On December 10, International Human Rights Day, the government of the Dominican Republic is set to promulgate a constitutional reform measure that could leave large numbers of Dominicans of Haitian descent stateless. The changes to nationality provisions, first approved in October 2009 by the country’s legislators, will redefine Dominican citizenship and deny children born on Dominican soil to immigrant parents “residing illegally” in the country their legal claim to Dominican nationality.

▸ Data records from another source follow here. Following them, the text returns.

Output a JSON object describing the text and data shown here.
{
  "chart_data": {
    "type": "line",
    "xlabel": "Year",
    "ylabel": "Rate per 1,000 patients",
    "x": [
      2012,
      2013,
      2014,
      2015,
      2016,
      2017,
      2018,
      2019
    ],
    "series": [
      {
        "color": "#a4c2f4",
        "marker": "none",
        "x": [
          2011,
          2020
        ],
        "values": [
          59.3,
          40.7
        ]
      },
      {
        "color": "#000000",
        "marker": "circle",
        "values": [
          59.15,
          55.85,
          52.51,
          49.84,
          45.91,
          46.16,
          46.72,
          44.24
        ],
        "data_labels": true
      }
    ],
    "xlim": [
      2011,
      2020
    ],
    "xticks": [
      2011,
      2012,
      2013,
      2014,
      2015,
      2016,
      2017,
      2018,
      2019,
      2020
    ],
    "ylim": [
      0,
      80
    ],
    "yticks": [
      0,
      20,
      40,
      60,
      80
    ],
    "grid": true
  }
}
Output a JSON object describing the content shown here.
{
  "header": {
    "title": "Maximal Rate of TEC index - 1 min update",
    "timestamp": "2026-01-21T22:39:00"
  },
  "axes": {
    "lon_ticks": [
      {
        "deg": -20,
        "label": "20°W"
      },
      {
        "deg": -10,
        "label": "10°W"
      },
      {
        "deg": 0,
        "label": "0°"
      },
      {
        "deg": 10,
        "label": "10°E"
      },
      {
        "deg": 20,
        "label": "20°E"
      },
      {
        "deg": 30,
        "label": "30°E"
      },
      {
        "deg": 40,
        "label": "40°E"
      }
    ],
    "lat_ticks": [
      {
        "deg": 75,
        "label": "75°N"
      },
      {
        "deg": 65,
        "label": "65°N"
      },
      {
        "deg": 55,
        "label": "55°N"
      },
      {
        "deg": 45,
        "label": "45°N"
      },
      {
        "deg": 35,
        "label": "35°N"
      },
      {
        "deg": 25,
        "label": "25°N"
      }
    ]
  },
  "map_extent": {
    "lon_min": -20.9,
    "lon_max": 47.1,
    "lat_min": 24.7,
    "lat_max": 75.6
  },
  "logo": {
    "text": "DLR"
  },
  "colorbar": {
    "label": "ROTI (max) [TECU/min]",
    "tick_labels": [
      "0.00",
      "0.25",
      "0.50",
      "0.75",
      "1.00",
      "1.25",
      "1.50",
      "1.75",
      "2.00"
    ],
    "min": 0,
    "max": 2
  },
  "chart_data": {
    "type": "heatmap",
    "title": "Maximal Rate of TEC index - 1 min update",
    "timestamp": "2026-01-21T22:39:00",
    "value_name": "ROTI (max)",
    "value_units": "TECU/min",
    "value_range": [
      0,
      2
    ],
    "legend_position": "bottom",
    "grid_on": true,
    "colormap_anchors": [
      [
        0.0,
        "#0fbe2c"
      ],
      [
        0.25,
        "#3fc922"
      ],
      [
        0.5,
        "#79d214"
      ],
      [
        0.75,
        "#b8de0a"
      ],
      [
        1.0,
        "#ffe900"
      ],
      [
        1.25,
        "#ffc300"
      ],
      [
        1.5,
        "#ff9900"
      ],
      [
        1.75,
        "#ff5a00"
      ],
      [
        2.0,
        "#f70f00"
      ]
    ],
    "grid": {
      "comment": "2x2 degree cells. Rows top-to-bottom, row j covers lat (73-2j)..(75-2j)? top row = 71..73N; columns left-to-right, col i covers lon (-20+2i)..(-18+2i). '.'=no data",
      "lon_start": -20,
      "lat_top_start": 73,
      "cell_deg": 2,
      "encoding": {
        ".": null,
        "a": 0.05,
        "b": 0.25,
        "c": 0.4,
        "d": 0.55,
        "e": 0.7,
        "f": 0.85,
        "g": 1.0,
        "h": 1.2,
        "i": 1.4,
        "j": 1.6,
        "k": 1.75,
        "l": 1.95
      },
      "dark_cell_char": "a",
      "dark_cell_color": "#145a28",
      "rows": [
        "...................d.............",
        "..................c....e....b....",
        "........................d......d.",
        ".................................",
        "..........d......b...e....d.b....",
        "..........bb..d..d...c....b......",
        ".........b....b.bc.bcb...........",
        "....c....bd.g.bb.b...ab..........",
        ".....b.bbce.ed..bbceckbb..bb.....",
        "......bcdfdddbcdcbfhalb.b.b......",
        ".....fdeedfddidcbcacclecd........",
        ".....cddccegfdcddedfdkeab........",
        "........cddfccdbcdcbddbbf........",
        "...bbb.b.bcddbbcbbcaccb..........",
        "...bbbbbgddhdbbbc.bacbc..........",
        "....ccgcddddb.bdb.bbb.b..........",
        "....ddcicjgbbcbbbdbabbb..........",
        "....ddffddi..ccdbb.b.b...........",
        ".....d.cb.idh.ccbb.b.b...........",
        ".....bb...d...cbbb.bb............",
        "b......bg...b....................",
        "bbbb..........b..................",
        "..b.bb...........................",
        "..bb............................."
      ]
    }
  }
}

Over the past year the Dominican Republic has been de-nationalizing many of its citizens of Haitian descent, despite their constitutional right to nationality. Under the amended Constitution, there is fear that thousands more Dominicans of Haitian descent will be retroactively stripped of their Dominican nationality, placing them at risk of losing their fundamental rights to attend school, access adequate housing, health care, property, and freedom of movement. Further, the constitutional change will leave thousands of Dominicans suspected of Haitian ancestry vulnerable to the intermittent mass expulsion campaigns carried out by Dominican authorities, in which military and immigration police have been known to deport thousands of people who “look Haitian” or who have French last names, over the border into Haiti.
Human rights organizations throughout the Dominican Republic and around the world are alarmed by this decision because of the impact it will have on this already marginalized community. The new constitutional provisions on nationality are incompatible with international law, as the Inter-American Court of Human Rights has held that the migratory status of a person is not transmitted to their children. Any attempt by the Dominican Republic to apply this constitutional reform retroactively would constitute a clear violation of international law.
“The Dominican Republic has witnessed a steady drumbeat of discrimination against Dominicans of Haitian descent. Prior to this constitutional change, thousands have had their identity documents denied, or confiscated for no reason other than their ancestry,” said Monika Kalra Varma of the RFK Center for Justice and Human Rights.
Sonia Pierre, director of the Movement of Dominican-Haitian Women (MUDHA) and 2006 RFK Human Rights Laureate emphasizes that “The Dominican Government is not respecting peoples’ rights and dignity. Instead, the government is making a mockery of the population by promulgating this constitutional reform taking away rights to nationality precisely on human rights day.” Ms. Pierre adds that “Generations of Dominicans of Haitian descent have grown up as Dominican citizens – speaking Spanish, playing baseball, dancing merengue – with no links to Haiti, a foreign country to them. States cannot give citizenship to a person and then take it away.”
“This Constitutional amendment will sentence many members of an already vulnerable population to statelessness,” contends Melanie Teff of Refugees International. “The Dominican authorities cannot assume that all people of Haitian descent have the right to Haitian nationality. Many will be left in limbo, with no citizenship.”
“We are fearful that newly approved Article 16 of the Dominican Constitution will be applied in a way that denies people’s human right to a nationality and leave thousands of Dominicans of Haitian ancestry stateless,” said Dominican Jesuit Regino Martinez, SJ of Jesuit Refugee Service-DR (JRS-DR) and the Border Solidarity Network. JRS-DR, JRS-Haiti, and JRS-USA have all registered their concern over the new nationality provisions in the Dominican Constitution over the last month. Father Regino explains, “To leave children stateless is a grave violation, one that we are called upon to denounce in the name of justice and in the name of our faith.”